Third Sunday of Advent (Gaudete) ‘Surprised By Joy’
Gaudete Sunday reminds us that true joy mustn’t become something that we take for granted. True joy is transformative, it may be fleeting in time but it continues to hit our hearts deeply. At this time in our Advent journey we come face to face with a dramatic preacher in the wilderness. St. John the Baptist reminds us that we need to be ‘Surprised by Joy’ as we wait again for the Incarnation. In order to be truly surprised therefore at this charismatic signpost, we must be willing to show and reflect upon the areas in which we are lost.
This phrase ‘Surprised by Joy’ originates in a profoundly personal poem by Wordsworth, in which he reflects upon an incident when he forgot the death of his beloved daughter. The first three lines run as follows:
In stark contrast to this romantic sense of being lost comes today’s Gospel. We witness, with the man sent by God, a heralding towards a new reality. We are given a clear signpost in the form of St. John the Baptist pointing the right way, a way to life everlasting in the light of Jesus Christ. ‘Make a straight way for the Lord’.
C S Lewis, in his autobiography of his early life also entitled ‘Surprised by Joy’, harks back to Wordsworth’s suffering in the light of the Good News of Jesus Christ. He concludes his work with this image,
‘When we are lost in the woods the sight of a signpost is a great matter. He who first sees it cries ‘Look!’ The whole party gathers round and stares. But when we have found the road and are passing signposts every few miles, we shall not stop and stare.’
From this, let us not become complacent as we await again God becoming man, this reality has already been revealed to us and has and continues to change the whole of creation back towards God. St. John the Baptist is this signpost that Lewis refers to, pointing to the clear and obvious way.
But seriously how much do we really think about the surprising nature of God becoming man?
We as Christians pass this strange signpost every year, and again hear from the strange bearded fellow with interesting dietary requirements, speaking and heralding us again.
Let therefore the familiarity of such a sight, not prohibit us from seeing the redemptive meaning of our salvation. Christ’s Joy was in the crib and on the cross, a journey of anticipation and constant trust in God the Father.

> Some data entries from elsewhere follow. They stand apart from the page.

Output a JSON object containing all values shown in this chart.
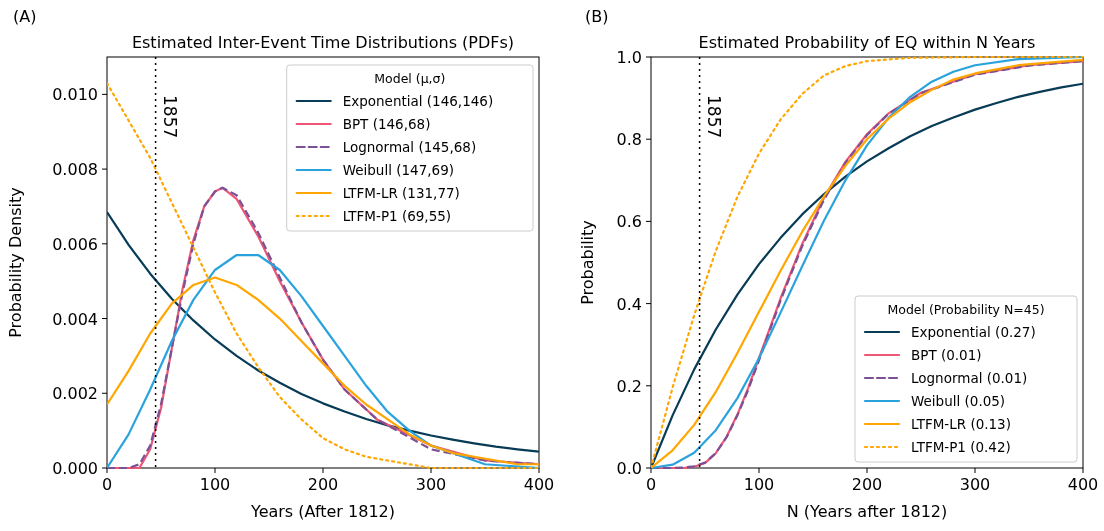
{
  "chart_data": [
    {
      "type": "line",
      "title": "Estimated Inter-Event Time Distributions (PDFs)",
      "xlabel": "Years (After 1812)",
      "ylabel": "Probability Density",
      "legend_title": "Model (μ,σ)",
      "legend": "top right",
      "annotations": [
        "(A)",
        "1857"
      ],
      "xlim": [
        0,
        400
      ],
      "ylim": [
        0,
        0.011
      ],
      "xticks": [
        0,
        100,
        200,
        300,
        400
      ],
      "yticks": [
        {
          "value": 0,
          "label": "0.000"
        },
        {
          "value": 0.002,
          "label": "0.002"
        },
        {
          "value": 0.004,
          "label": "0.004"
        },
        {
          "value": 0.006,
          "label": "0.006"
        },
        {
          "value": 0.008,
          "label": "0.008"
        },
        {
          "value": 0.01,
          "label": "0.010"
        }
      ],
      "ref_lines": [
        {
          "axis": "x",
          "value": 45,
          "color": "#000000",
          "line_style": "dotted"
        }
      ],
      "series": [
        {
          "name": "Exponential (146,146)",
          "color": "#073b56",
          "line_style": "solid",
          "x": [
            0,
            20,
            40,
            60,
            80,
            100,
            120,
            140,
            160,
            180,
            200,
            220,
            240,
            260,
            280,
            300,
            320,
            340,
            360,
            380,
            400
          ],
          "values": [
            0.00685,
            0.00597,
            0.0052,
            0.00453,
            0.00395,
            0.00344,
            0.003,
            0.00261,
            0.00228,
            0.00198,
            0.00173,
            0.00151,
            0.00131,
            0.00114,
            0.001,
            0.00087,
            0.00076,
            0.00066,
            0.00057,
            0.0005,
            0.00044
          ]
        },
        {
          "name": "BPT (146,68)",
          "color": "#ef5675",
          "line_style": "solid",
          "x": [
            0,
            20,
            30,
            40,
            50,
            60,
            70,
            80,
            90,
            100,
            107,
            120,
            140,
            160,
            180,
            200,
            220,
            250,
            300,
            350,
            400
          ],
          "values": [
            0,
            0,
            0,
            0.0005,
            0.0016,
            0.0032,
            0.0048,
            0.0061,
            0.007,
            0.0074,
            0.0075,
            0.0072,
            0.0062,
            0.005,
            0.0039,
            0.0029,
            0.0021,
            0.0013,
            0.0006,
            0.0002,
            0.0001
          ]
        },
        {
          "name": "Lognormal (145,68)",
          "color": "#7a5195",
          "line_style": "dashed",
          "x": [
            0,
            20,
            30,
            40,
            50,
            60,
            70,
            80,
            90,
            100,
            107,
            120,
            140,
            160,
            180,
            200,
            220,
            250,
            300,
            350,
            400
          ],
          "values": [
            0,
            0,
            0.0001,
            0.0006,
            0.0017,
            0.0032,
            0.0047,
            0.006,
            0.007,
            0.0074,
            0.0075,
            0.0073,
            0.0063,
            0.0051,
            0.0039,
            0.0029,
            0.0021,
            0.0013,
            0.0005,
            0.0002,
            0.0001
          ]
        },
        {
          "name": "Weibull (147,69)",
          "color": "#2aa3dd",
          "line_style": "solid",
          "x": [
            0,
            20,
            40,
            60,
            80,
            100,
            120,
            140,
            160,
            180,
            200,
            220,
            240,
            260,
            280,
            300,
            320,
            350,
            400
          ],
          "values": [
            0,
            0.0009,
            0.0021,
            0.0034,
            0.0045,
            0.0053,
            0.0057,
            0.0057,
            0.0053,
            0.0046,
            0.0038,
            0.003,
            0.0022,
            0.0015,
            0.001,
            0.0006,
            0.0004,
            0.0001,
            0
          ]
        },
        {
          "name": "LTFM-LR (131,77)",
          "color": "#ffa600",
          "line_style": "solid",
          "x": [
            0,
            20,
            40,
            60,
            80,
            100,
            120,
            140,
            160,
            180,
            200,
            220,
            240,
            260,
            280,
            300,
            320,
            340,
            360,
            380,
            400
          ],
          "values": [
            0.0017,
            0.0026,
            0.0036,
            0.0044,
            0.0049,
            0.0051,
            0.0049,
            0.0045,
            0.004,
            0.0034,
            0.0028,
            0.0022,
            0.0017,
            0.0013,
            0.0009,
            0.0006,
            0.0004,
            0.0003,
            0.0002,
            0.0001,
            0.0001
          ]
        },
        {
          "name": "LTFM-P1 (69,55)",
          "color": "#ffa600",
          "line_style": "dotted",
          "x": [
            0,
            20,
            40,
            60,
            80,
            100,
            120,
            140,
            160,
            180,
            200,
            220,
            240,
            260,
            280,
            300,
            320,
            340,
            360,
            380,
            400
          ],
          "values": [
            0.0103,
            0.0093,
            0.0083,
            0.0071,
            0.0059,
            0.0047,
            0.0036,
            0.0027,
            0.0019,
            0.0013,
            0.0008,
            0.0005,
            0.0003,
            0.0002,
            0.0001,
            0,
            0,
            0,
            0,
            0,
            0
          ]
        }
      ]
    },
    {
      "type": "line",
      "title": "Estimated Probability of EQ within N Years",
      "xlabel": "N (Years after 1812)",
      "ylabel": "Probability",
      "legend_title": "Model (Probability N=45)",
      "legend": "bottom right",
      "annotations": [
        "(B)",
        "1857"
      ],
      "xlim": [
        0,
        400
      ],
      "ylim": [
        0,
        1
      ],
      "xticks": [
        0,
        100,
        200,
        300,
        400
      ],
      "yticks": [
        {
          "value": 0,
          "label": "0.0"
        },
        {
          "value": 0.2,
          "label": "0.2"
        },
        {
          "value": 0.4,
          "label": "0.4"
        },
        {
          "value": 0.6,
          "label": "0.6"
        },
        {
          "value": 0.8,
          "label": "0.8"
        },
        {
          "value": 1,
          "label": "1.0"
        }
      ],
      "ref_lines": [
        {
          "axis": "x",
          "value": 45,
          "color": "#000000",
          "line_style": "dotted"
        }
      ],
      "series": [
        {
          "name": "Exponential (0.27)",
          "color": "#073b56",
          "line_style": "solid",
          "x": [
            0,
            20,
            40,
            60,
            80,
            100,
            120,
            140,
            160,
            180,
            200,
            220,
            240,
            260,
            280,
            300,
            320,
            340,
            360,
            380,
            400
          ],
          "values": [
            0,
            0.128,
            0.24,
            0.337,
            0.422,
            0.496,
            0.56,
            0.617,
            0.666,
            0.709,
            0.746,
            0.778,
            0.807,
            0.832,
            0.853,
            0.872,
            0.888,
            0.903,
            0.915,
            0.926,
            0.935
          ]
        },
        {
          "name": "BPT (0.01)",
          "color": "#ef5675",
          "line_style": "solid",
          "x": [
            0,
            20,
            30,
            40,
            50,
            60,
            70,
            80,
            90,
            100,
            110,
            120,
            140,
            160,
            180,
            200,
            220,
            250,
            300,
            350,
            400
          ],
          "values": [
            0,
            0,
            0,
            0.003,
            0.012,
            0.036,
            0.076,
            0.13,
            0.195,
            0.268,
            0.34,
            0.413,
            0.545,
            0.657,
            0.745,
            0.812,
            0.863,
            0.913,
            0.958,
            0.98,
            0.99
          ]
        },
        {
          "name": "Lognormal (0.01)",
          "color": "#7a5195",
          "line_style": "dashed",
          "x": [
            0,
            20,
            30,
            40,
            50,
            60,
            70,
            80,
            90,
            100,
            110,
            120,
            140,
            160,
            180,
            200,
            220,
            250,
            300,
            350,
            400
          ],
          "values": [
            0,
            0,
            0.001,
            0.004,
            0.013,
            0.036,
            0.075,
            0.128,
            0.19,
            0.262,
            0.335,
            0.408,
            0.54,
            0.652,
            0.742,
            0.81,
            0.862,
            0.912,
            0.957,
            0.979,
            0.99
          ]
        },
        {
          "name": "Weibull (0.05)",
          "color": "#2aa3dd",
          "line_style": "solid",
          "x": [
            0,
            20,
            40,
            60,
            80,
            100,
            120,
            140,
            160,
            180,
            200,
            220,
            240,
            260,
            280,
            300,
            340,
            400
          ],
          "values": [
            0,
            0.008,
            0.037,
            0.092,
            0.17,
            0.267,
            0.378,
            0.491,
            0.601,
            0.7,
            0.785,
            0.852,
            0.903,
            0.94,
            0.964,
            0.98,
            0.995,
            1
          ]
        },
        {
          "name": "LTFM-LR (0.13)",
          "color": "#ffa600",
          "line_style": "solid",
          "x": [
            0,
            20,
            40,
            60,
            80,
            100,
            120,
            140,
            160,
            180,
            200,
            220,
            240,
            260,
            280,
            300,
            340,
            400
          ],
          "values": [
            0,
            0.043,
            0.105,
            0.185,
            0.28,
            0.38,
            0.48,
            0.575,
            0.66,
            0.735,
            0.8,
            0.85,
            0.89,
            0.92,
            0.945,
            0.96,
            0.98,
            0.993
          ]
        },
        {
          "name": "LTFM-P1 (0.42)",
          "color": "#ffa600",
          "line_style": "dotted",
          "x": [
            0,
            20,
            40,
            60,
            80,
            100,
            120,
            140,
            160,
            180,
            200,
            240,
            300,
            400
          ],
          "values": [
            0,
            0.196,
            0.372,
            0.528,
            0.66,
            0.765,
            0.848,
            0.91,
            0.955,
            0.978,
            0.99,
            0.998,
            1,
            1
          ]
        }
      ]
    }
  ]
}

One way in which we can respond to this is via St John the Baptist himself, who is our model given to us by Our Lord today, a model of true humility. We possess, as he did, the truth, let us then like him become beacons of humility in possessing such Joy, ‘I am not fit to undo his sandal-strap’.
St John, who has such a very high degree of perfection, considers himself still not worthy. We should consider his humility and mortification in ourselves, so that as the body of Christ in the world today, we may be voices crying out that should prepare the way and make straight the path of the Lord, so that, as we receive him in this life, we may enjoy Him in the next. May we decrease so he may increase in our life.
Our challenge today then is to joyfully watch for symbols of this new reality right now. Firstly, in our own spiritual life, how am I to respond to a God who reaches out and offers those things that we hear in Isaiah?
‘Being clothed in the garments of salvation, being given a cloak of integrity, wearing his eternal wreath’.
Secondly, how can I this Advent reflect and give those garments to others, in prayer, in action?
Let us be like St. John the Baptist then, less hairy and hopefully with a more balanced diet, but nonetheless, placing into the ground a coherent sign post, that many people have seen and may have already ignored, but you humbly place it in the ground firmly nonetheless, as a marker of truth and new life. And of course one day, they might, just might, stop and stare at the object and see that it was not of unimportance.